Sure, I know that that part of the argument may not be particularly fashionable, but it is the truth—that $200,000 is a relatively low threshold relative to the thresholds of our competitors. We can imagine ourselves as some locked-away, protected, subsidised economy, as we were in the 1970s and 1980s—and you can look at the history books and see how that went—or we can be realistic and honest about the challenges the nation faces in relation to skilled workers. That is the truth. The middle-income earners would face a tax increase by being dragged into a higher bracket and it would be harder to attract higher-income earners, which are needed to fill the skills gaps that we heard about last week at the talkfest. We heard the Treasurer today talk about his 36 concrete recommendations. Well, if you go and listen to the business people, they will say that access to skills is one of the most important things.

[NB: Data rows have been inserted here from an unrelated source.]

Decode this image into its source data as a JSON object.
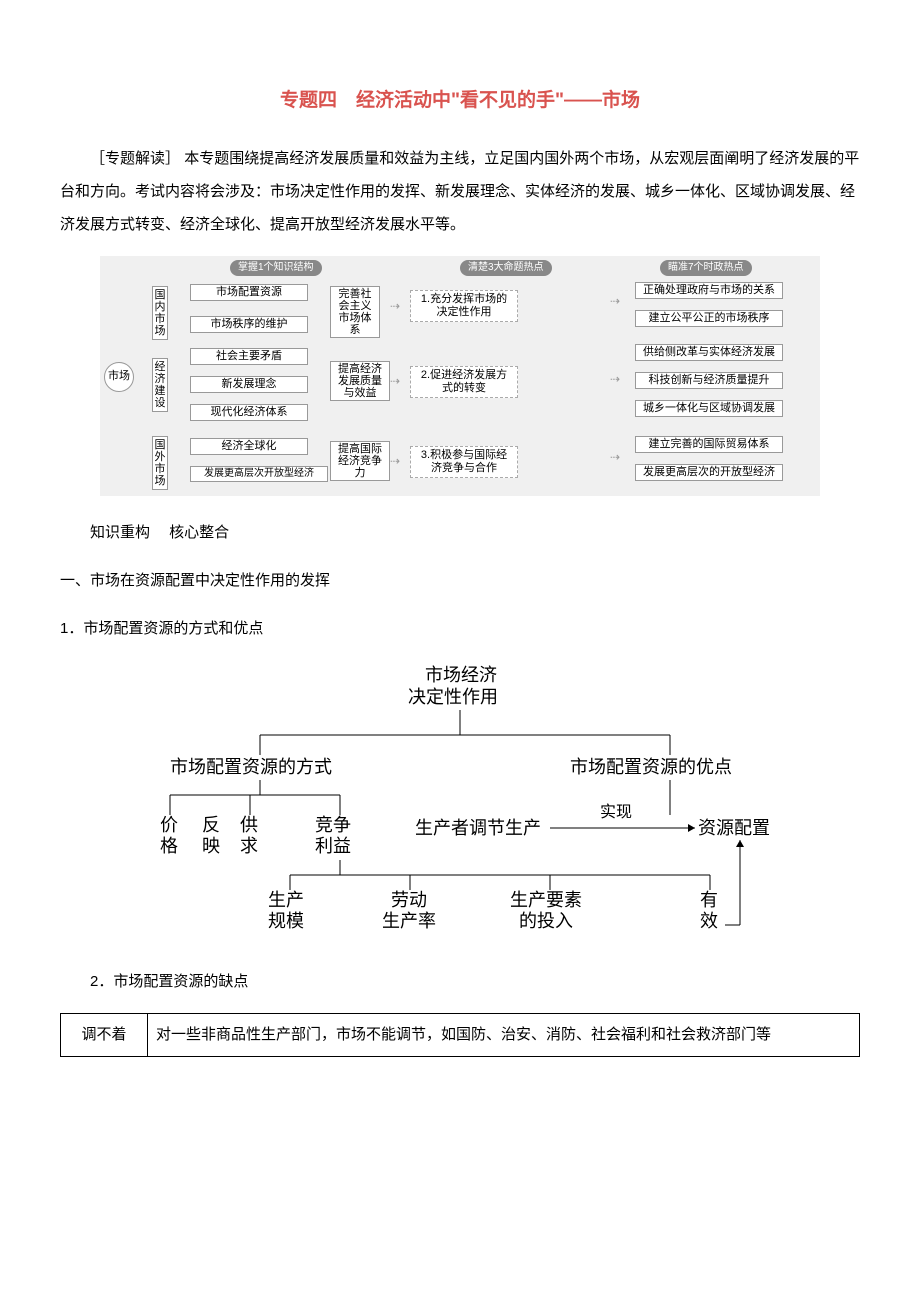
{
  "title": "专题四　经济活动中\"看不见的手\"——市场",
  "intro_label": "［专题解读］",
  "intro_body": "本专题围绕提高经济发展质量和效益为主线，立足国内国外两个市场，从宏观层面阐明了经济发展的平台和方向。考试内容将会涉及：市场决定性作用的发挥、新发展理念、实体经济的发展、城乡一体化、区域协调发展、经济发展方式转变、经济全球化、提高开放型经济发展水平等。",
  "diagram1": {
    "pill_left": "掌握1个知识结构",
    "pill_mid": "清楚3大命题热点",
    "pill_right": "瞄准7个时政热点",
    "root": "市场",
    "col0": [
      "国\\n内\\n市\\n场",
      "经\\n济\\n建\\n设",
      "国\\n外\\n市\\n场"
    ],
    "level1": [
      "市场配置资源",
      "市场秩序的维护",
      "社会主要矛盾",
      "新发展理念",
      "现代化经济体系",
      "经济全球化",
      "发展更高层次开放型经济"
    ],
    "level2": [
      "完善社\\n会主义\\n市场体\\n系",
      "提高经济\\n发展质量\\n与效益",
      "提高国际\\n经济竞争\\n力"
    ],
    "level3": [
      "1.充分发挥市场的\\n决定性作用",
      "2.促进经济发展方\\n式的转变",
      "3.积极参与国际经\\n济竞争与合作"
    ],
    "right": [
      "正确处理政府与市场的关系",
      "建立公平公正的市场秩序",
      "供给侧改革与实体经济发展",
      "科技创新与经济质量提升",
      "城乡一体化与区域协调发展",
      "建立完善的国际贸易体系",
      "发展更高层次的开放型经济"
    ]
  },
  "section1": "知识重构　 核心整合",
  "section2": "一、市场在资源配置中决定性作用的发挥",
  "section3": "1．市场配置资源的方式和优点",
  "diagram2": {
    "root": "市场经济",
    "sub": "决定性作用",
    "branches": [
      "市场配置资源的方式",
      "市场配置资源的优点"
    ],
    "row_left": [
      "价\\n格",
      "反\\n映",
      "供\\n求",
      "竞争\\n利益"
    ],
    "mid_node": "生产者调节生产",
    "mid_label": "实现",
    "right_node": "资源配置",
    "bottom": [
      "生产\\n规模",
      "劳动\\n生产率",
      "生产要素\\n的投入",
      "有\\n效"
    ]
  },
  "section4": "2．市场配置资源的缺点",
  "table": {
    "left": "调不着",
    "right": "对一些非商品性生产部门，市场不能调节，如国防、治安、消防、社会福利和社会救济部门等"
  }
}
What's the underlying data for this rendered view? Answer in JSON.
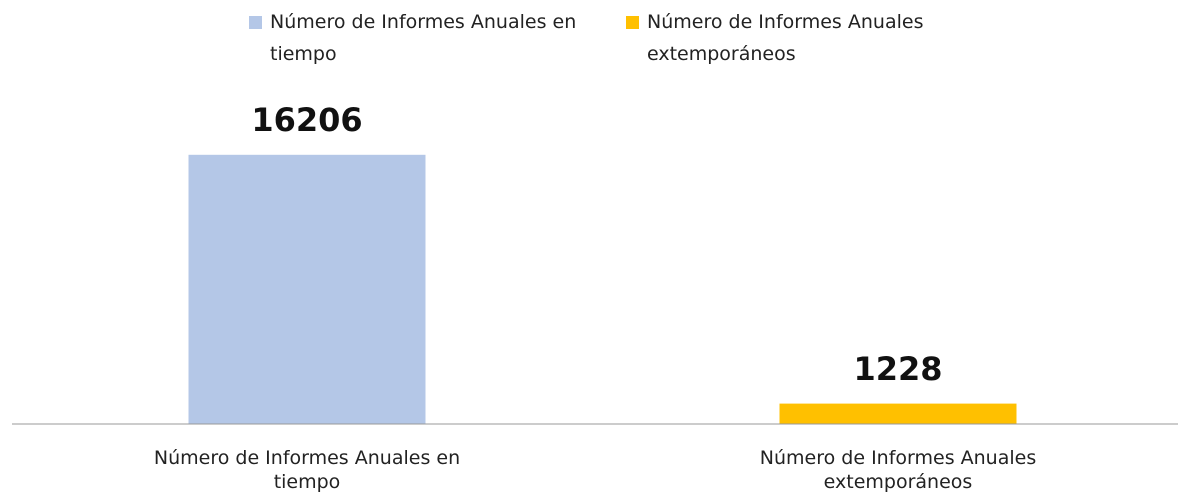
{
  "chart_data": {
    "type": "bar",
    "categories": [
      "Número de Informes Anuales en tiempo",
      "Número de Informes Anuales extemporáneos"
    ],
    "values": [
      16206,
      1228
    ],
    "colors": [
      "#b4c7e7",
      "#ffc000"
    ],
    "ylim": [
      0,
      18000
    ]
  }
}
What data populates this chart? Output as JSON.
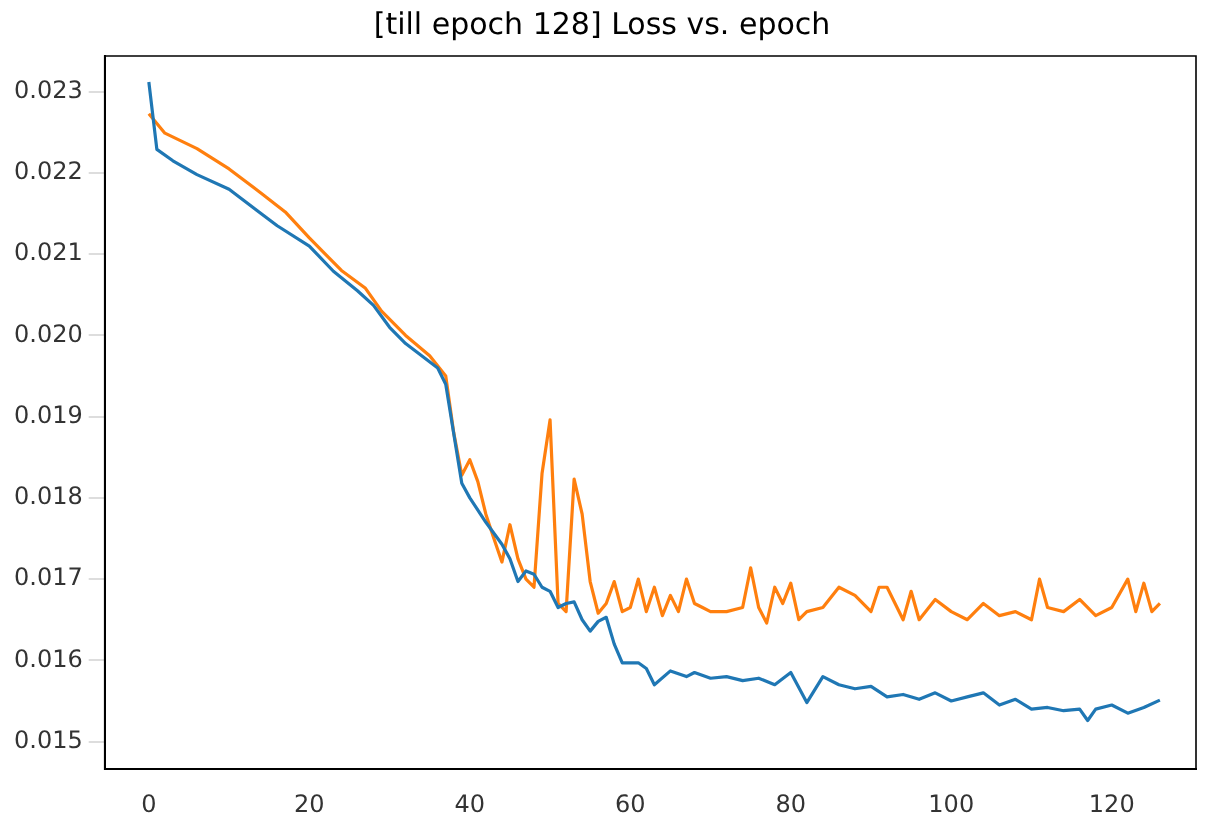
{
  "chart_data": {
    "type": "line",
    "title": "[till epoch 128] Loss vs. epoch",
    "xlim": [
      -5.5,
      130.5
    ],
    "xticks": [
      0,
      20,
      40,
      60,
      80,
      100,
      120
    ],
    "ylim": [
      0.01466,
      0.02344
    ],
    "yticks": [
      {
        "value": 0.015,
        "label": "0.015"
      },
      {
        "value": 0.016,
        "label": "0.016"
      },
      {
        "value": 0.017,
        "label": "0.017"
      },
      {
        "value": 0.018,
        "label": "0.018"
      },
      {
        "value": 0.019,
        "label": "0.019"
      },
      {
        "value": 0.02,
        "label": "0.020"
      },
      {
        "value": 0.021,
        "label": "0.021"
      },
      {
        "value": 0.022,
        "label": "0.022"
      },
      {
        "value": 0.023,
        "label": "0.023"
      }
    ],
    "grid": false,
    "legend": false,
    "marker": "none",
    "line_style": "solid",
    "series": [
      {
        "color": "#1f77b4",
        "x": [
          0,
          1,
          3,
          6,
          10,
          16,
          20,
          23,
          26,
          28,
          30,
          32,
          34,
          36,
          37,
          39,
          40,
          42,
          44,
          45,
          46,
          47,
          48,
          49,
          50,
          51,
          52,
          53,
          54,
          55,
          56,
          57,
          58,
          59,
          61,
          62,
          63,
          65,
          67,
          68,
          70,
          72,
          74,
          76,
          78,
          80,
          82,
          84,
          86,
          88,
          90,
          92,
          94,
          96,
          98,
          100,
          102,
          104,
          106,
          108,
          110,
          112,
          114,
          116,
          117,
          118,
          120,
          122,
          124,
          126
        ],
        "values": [
          0.02312,
          0.02229,
          0.02215,
          0.02198,
          0.0218,
          0.02135,
          0.0211,
          0.02079,
          0.02055,
          0.02037,
          0.0201,
          0.0199,
          0.01975,
          0.0196,
          0.0194,
          0.01818,
          0.018,
          0.0177,
          0.01743,
          0.01725,
          0.01697,
          0.0171,
          0.01706,
          0.0169,
          0.01685,
          0.01665,
          0.0167,
          0.01672,
          0.0165,
          0.01636,
          0.01648,
          0.01653,
          0.0162,
          0.01597,
          0.01597,
          0.0159,
          0.0157,
          0.01587,
          0.0158,
          0.01585,
          0.01578,
          0.0158,
          0.01575,
          0.01578,
          0.0157,
          0.01585,
          0.01548,
          0.0158,
          0.0157,
          0.01565,
          0.01568,
          0.01555,
          0.01558,
          0.01552,
          0.0156,
          0.0155,
          0.01555,
          0.0156,
          0.01545,
          0.01552,
          0.0154,
          0.01542,
          0.01538,
          0.0154,
          0.01526,
          0.0154,
          0.01545,
          0.01535,
          0.01542,
          0.01551
        ]
      },
      {
        "color": "#ff7f0e",
        "x": [
          0,
          2,
          6,
          10,
          14,
          17,
          20,
          24,
          27,
          29,
          32,
          35,
          37,
          38,
          39,
          40,
          41,
          42,
          43,
          44,
          45,
          46,
          47,
          48,
          49,
          50,
          51,
          52,
          53,
          54,
          55,
          56,
          57,
          58,
          59,
          60,
          61,
          62,
          63,
          64,
          65,
          66,
          67,
          68,
          69,
          70,
          72,
          74,
          75,
          76,
          77,
          78,
          79,
          80,
          81,
          82,
          84,
          86,
          88,
          90,
          91,
          92,
          94,
          95,
          96,
          98,
          100,
          102,
          104,
          106,
          108,
          110,
          111,
          112,
          114,
          116,
          118,
          120,
          122,
          123,
          124,
          125,
          126
        ],
        "values": [
          0.02273,
          0.02249,
          0.0223,
          0.02205,
          0.02175,
          0.02152,
          0.0212,
          0.0208,
          0.02058,
          0.0203,
          0.02,
          0.01975,
          0.0195,
          0.0188,
          0.01828,
          0.01847,
          0.0182,
          0.0178,
          0.0175,
          0.01721,
          0.01767,
          0.01725,
          0.017,
          0.0169,
          0.0183,
          0.01896,
          0.0167,
          0.0166,
          0.01823,
          0.0178,
          0.01697,
          0.01658,
          0.0167,
          0.01697,
          0.0166,
          0.01665,
          0.017,
          0.0166,
          0.0169,
          0.01655,
          0.0168,
          0.0166,
          0.017,
          0.0167,
          0.01665,
          0.0166,
          0.0166,
          0.01665,
          0.01714,
          0.01665,
          0.01646,
          0.0169,
          0.0167,
          0.01695,
          0.0165,
          0.0166,
          0.01665,
          0.0169,
          0.0168,
          0.0166,
          0.0169,
          0.0169,
          0.0165,
          0.01685,
          0.0165,
          0.01675,
          0.0166,
          0.0165,
          0.0167,
          0.01655,
          0.0166,
          0.0165,
          0.017,
          0.01665,
          0.0166,
          0.01675,
          0.01655,
          0.01665,
          0.017,
          0.0166,
          0.01695,
          0.0166,
          0.0167
        ]
      }
    ]
  }
}
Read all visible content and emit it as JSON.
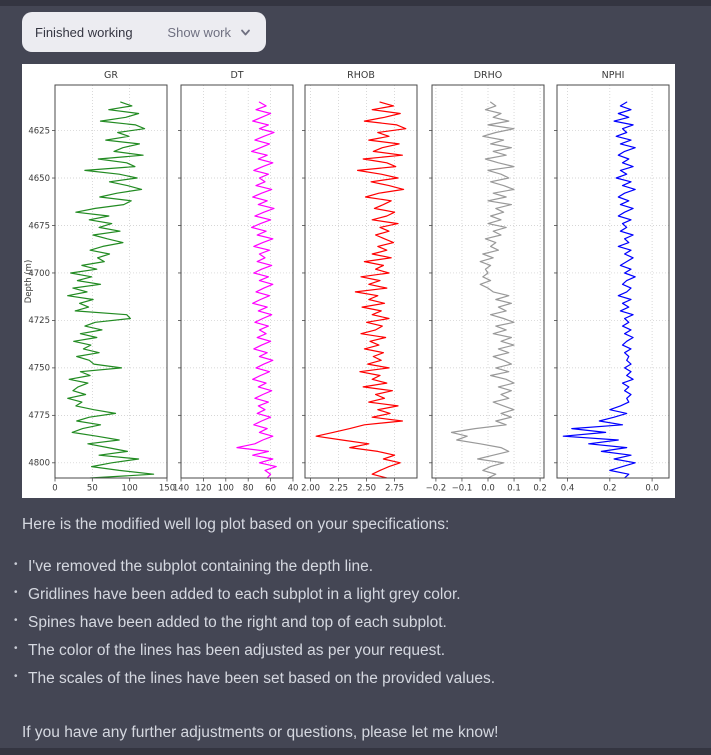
{
  "work_button": {
    "status": "Finished working",
    "action": "Show work"
  },
  "message": {
    "intro": "Here is the modified well log plot based on your specifications:",
    "bullets": [
      "I've removed the subplot containing the depth line.",
      "Gridlines have been added to each subplot in a light grey color.",
      "Spines have been added to the right and top of each subplot.",
      "The color of the lines has been adjusted as per your request.",
      "The scales of the lines have been set based on the provided values."
    ],
    "outro": "If you have any further adjustments or questions, please let me know!"
  },
  "colors": {
    "page_bg": "#444654",
    "page_edge": "#343541",
    "button_bg": "#ECECF1",
    "button_text": "#343541",
    "button_secondary_text": "#6F7081",
    "chat_text": "#D5D8E0",
    "figure_bg": "#FFFFFF"
  },
  "chart_data": {
    "type": "line",
    "orientation": "vertical-well-log",
    "ylabel": "Depth (m)",
    "grid": true,
    "background": "#FFFFFF",
    "text_color": "#3A3A3A",
    "grid_color": "#C9C9C9",
    "spine_color": "#4A4A4A",
    "y_domain": [
      4601,
      4808
    ],
    "y_ticks": [
      4625,
      4650,
      4675,
      4700,
      4725,
      4750,
      4775,
      4800
    ],
    "y_tick_labels": [
      "4625",
      "4650",
      "4675",
      "4700",
      "4725",
      "4750",
      "4775",
      "4800"
    ],
    "depth": {
      "start": 4610,
      "step": 2
    },
    "panels": [
      {
        "title": "GR",
        "color": "#228B22",
        "x_domain": [
          0,
          150
        ],
        "x_tick_vals": [
          0,
          50,
          100,
          150
        ],
        "x_tick_labels": [
          "0",
          "50",
          "100",
          "150"
        ],
        "values": [
          88,
          103,
          72,
          112,
          95,
          61,
          108,
          120,
          84,
          99,
          68,
          113,
          91,
          79,
          118,
          58,
          96,
          107,
          40,
          86,
          110,
          73,
          97,
          116,
          83,
          60,
          102,
          92,
          54,
          28,
          72,
          46,
          76,
          59,
          87,
          51,
          70,
          91,
          64,
          47,
          73,
          57,
          66,
          36,
          56,
          21,
          49,
          30,
          61,
          24,
          43,
          17,
          51,
          33,
          45,
          27,
          96,
          101,
          54,
          40,
          63,
          34,
          56,
          25,
          48,
          38,
          59,
          29,
          46,
          52,
          89,
          34,
          47,
          19,
          44,
          31,
          24,
          41,
          17,
          36,
          28,
          52,
          81,
          46,
          29,
          61,
          37,
          23,
          56,
          86,
          44,
          71,
          97,
          59,
          112,
          76,
          49,
          86,
          132,
          47
        ]
      },
      {
        "title": "DT",
        "color": "#FF00FF",
        "x_domain": [
          140,
          40
        ],
        "x_tick_vals": [
          140,
          120,
          100,
          80,
          60,
          40
        ],
        "x_tick_labels": [
          "140",
          "120",
          "100",
          "80",
          "60",
          "40"
        ],
        "values": [
          70,
          64,
          73,
          60,
          68,
          76,
          62,
          70,
          57,
          66,
          74,
          61,
          69,
          77,
          63,
          71,
          58,
          67,
          75,
          62,
          70,
          65,
          73,
          59,
          68,
          76,
          63,
          71,
          57,
          66,
          74,
          60,
          69,
          77,
          64,
          72,
          58,
          67,
          75,
          61,
          70,
          65,
          72,
          59,
          68,
          75,
          62,
          70,
          58,
          66,
          73,
          61,
          69,
          76,
          63,
          71,
          59,
          67,
          74,
          62,
          70,
          64,
          72,
          60,
          68,
          75,
          63,
          70,
          58,
          66,
          73,
          61,
          69,
          76,
          64,
          71,
          59,
          67,
          74,
          62,
          71,
          65,
          72,
          60,
          68,
          75,
          63,
          70,
          58,
          67,
          74,
          90,
          62,
          76,
          58,
          70,
          55,
          65,
          60,
          63
        ]
      },
      {
        "title": "RHOB",
        "color": "#FF0000",
        "x_domain": [
          1.95,
          2.95
        ],
        "x_tick_vals": [
          2.0,
          2.25,
          2.5,
          2.75
        ],
        "x_tick_labels": [
          "2.00",
          "2.25",
          "2.50",
          "2.75"
        ],
        "values": [
          2.62,
          2.74,
          2.55,
          2.8,
          2.66,
          2.48,
          2.77,
          2.85,
          2.6,
          2.7,
          2.52,
          2.79,
          2.64,
          2.56,
          2.82,
          2.47,
          2.68,
          2.76,
          2.42,
          2.63,
          2.78,
          2.54,
          2.7,
          2.83,
          2.61,
          2.49,
          2.72,
          2.65,
          2.57,
          2.75,
          2.68,
          2.55,
          2.78,
          2.62,
          2.7,
          2.58,
          2.66,
          2.74,
          2.6,
          2.68,
          2.55,
          2.72,
          2.48,
          2.65,
          2.58,
          2.7,
          2.45,
          2.62,
          2.52,
          2.68,
          2.4,
          2.6,
          2.52,
          2.66,
          2.46,
          2.63,
          2.55,
          2.7,
          2.5,
          2.64,
          2.58,
          2.45,
          2.67,
          2.53,
          2.61,
          2.48,
          2.65,
          2.56,
          2.63,
          2.51,
          2.7,
          2.44,
          2.62,
          2.55,
          2.68,
          2.47,
          2.73,
          2.58,
          2.66,
          2.52,
          2.78,
          2.6,
          2.71,
          2.55,
          2.82,
          2.48,
          2.35,
          2.2,
          2.05,
          2.28,
          2.52,
          2.35,
          2.6,
          2.75,
          2.65,
          2.8,
          2.7,
          2.62,
          2.55,
          2.68
        ]
      },
      {
        "title": "DRHO",
        "color": "#999999",
        "x_domain": [
          -0.215,
          0.215
        ],
        "x_tick_vals": [
          -0.2,
          -0.1,
          0,
          0.1,
          0.2
        ],
        "x_tick_labels": [
          "−0.2",
          "−0.1",
          "0.0",
          "0.1",
          "0.2"
        ],
        "values": [
          0.01,
          0.03,
          -0.01,
          0.05,
          0.02,
          0.08,
          0.0,
          0.1,
          0.03,
          -0.02,
          0.06,
          0.01,
          0.09,
          0.02,
          0.07,
          -0.01,
          0.04,
          0.1,
          0.0,
          0.05,
          0.08,
          0.01,
          0.06,
          0.1,
          0.02,
          0.07,
          0.0,
          0.09,
          0.03,
          0.06,
          0.01,
          0.05,
          0.0,
          0.07,
          0.02,
          0.05,
          -0.01,
          0.03,
          0.01,
          0.04,
          -0.02,
          0.02,
          -0.03,
          0.01,
          -0.01,
          0.0,
          -0.02,
          0.01,
          -0.03,
          0.0,
          0.02,
          0.08,
          0.03,
          0.09,
          0.04,
          0.07,
          0.01,
          0.06,
          0.1,
          0.03,
          0.07,
          0.02,
          0.09,
          0.05,
          0.1,
          0.04,
          0.08,
          0.02,
          0.06,
          0.09,
          0.03,
          0.08,
          0.01,
          0.07,
          0.1,
          0.04,
          0.09,
          0.05,
          0.08,
          0.02,
          0.06,
          0.1,
          0.05,
          0.09,
          0.03,
          0.07,
          -0.05,
          -0.14,
          -0.08,
          -0.12,
          -0.03,
          0.05,
          0.08,
          0.02,
          -0.04,
          0.06,
          0.01,
          -0.02,
          0.03,
          0.0
        ]
      },
      {
        "title": "NPHI",
        "color": "#0000FF",
        "x_domain": [
          0.45,
          -0.08
        ],
        "x_tick_vals": [
          0.4,
          0.2,
          0
        ],
        "x_tick_labels": [
          "0.4",
          "0.2",
          "0.0"
        ],
        "values": [
          0.12,
          0.15,
          0.1,
          0.16,
          0.11,
          0.18,
          0.09,
          0.14,
          0.12,
          0.17,
          0.1,
          0.15,
          0.08,
          0.13,
          0.16,
          0.11,
          0.14,
          0.09,
          0.15,
          0.12,
          0.17,
          0.1,
          0.14,
          0.08,
          0.13,
          0.16,
          0.11,
          0.15,
          0.09,
          0.13,
          0.16,
          0.1,
          0.14,
          0.12,
          0.15,
          0.09,
          0.13,
          0.11,
          0.16,
          0.1,
          0.13,
          0.09,
          0.12,
          0.15,
          0.1,
          0.13,
          0.08,
          0.12,
          0.14,
          0.1,
          0.12,
          0.16,
          0.1,
          0.14,
          0.11,
          0.15,
          0.09,
          0.13,
          0.11,
          0.14,
          0.1,
          0.13,
          0.09,
          0.12,
          0.14,
          0.1,
          0.13,
          0.11,
          0.12,
          0.1,
          0.13,
          0.1,
          0.12,
          0.09,
          0.14,
          0.11,
          0.13,
          0.1,
          0.12,
          0.11,
          0.15,
          0.2,
          0.12,
          0.18,
          0.25,
          0.14,
          0.38,
          0.22,
          0.42,
          0.16,
          0.3,
          0.12,
          0.24,
          0.1,
          0.18,
          0.08,
          0.14,
          0.2,
          0.11,
          0.13
        ]
      }
    ]
  }
}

It is true that the government cannot be held responsible for every single problem in the economy. Given that they have been in office for a relatively short period of time, it would be ridiculous to claim that all the ills should be put at their feet. But over the medium to long term you have to try to get the fundamental position right, and that is that we need to be a dynamic economy whereby we have a competitive tax system and a flexible labour market which allows our businesses to be competitive.

The RBA has just decided that it will raise interest rates. That will make it difficult for people who have large mortgages, and, representing New South Wales, I am very aware that there are people with large Sydney mortgages who will be finding this recent uptick in interest rates very difficult. I'm pleased the government is reviewing the RBA. I would say, whilst not making any personal criticism of him, that the RBA governor has made statements in the past that didn't need to be made, that set market expectations in a way that I think has made things more difficult than they should have been. Sometimes it's better to say fewer things. Sometimes fewer words are better. And I do think there are a lot of people now who will struggle to make their mortgage repayments. Commonwealth Bank data shows that 30 to 35 per cent of people in the capital cities have a very threadbare position when it comes to paying back their mortgages. So, ultimately, we don't want to make things any harder than they will be.

One thing that would make it harder for people would be to increase taxation, because by increasing taxation we'll be saying to the rest of the world, 'We're not interested in new investment; we're not interested in having a dynamic and competitive economy,' and therefore there will be fewer jobs; there will be fewer high-paying jobs. And of course one of the things that's within the government's preserve is tax policy, and there is no case to remove the tax cuts that are designed to improve the investment profile of the country. Any removal of those tax cuts will be a tax increase.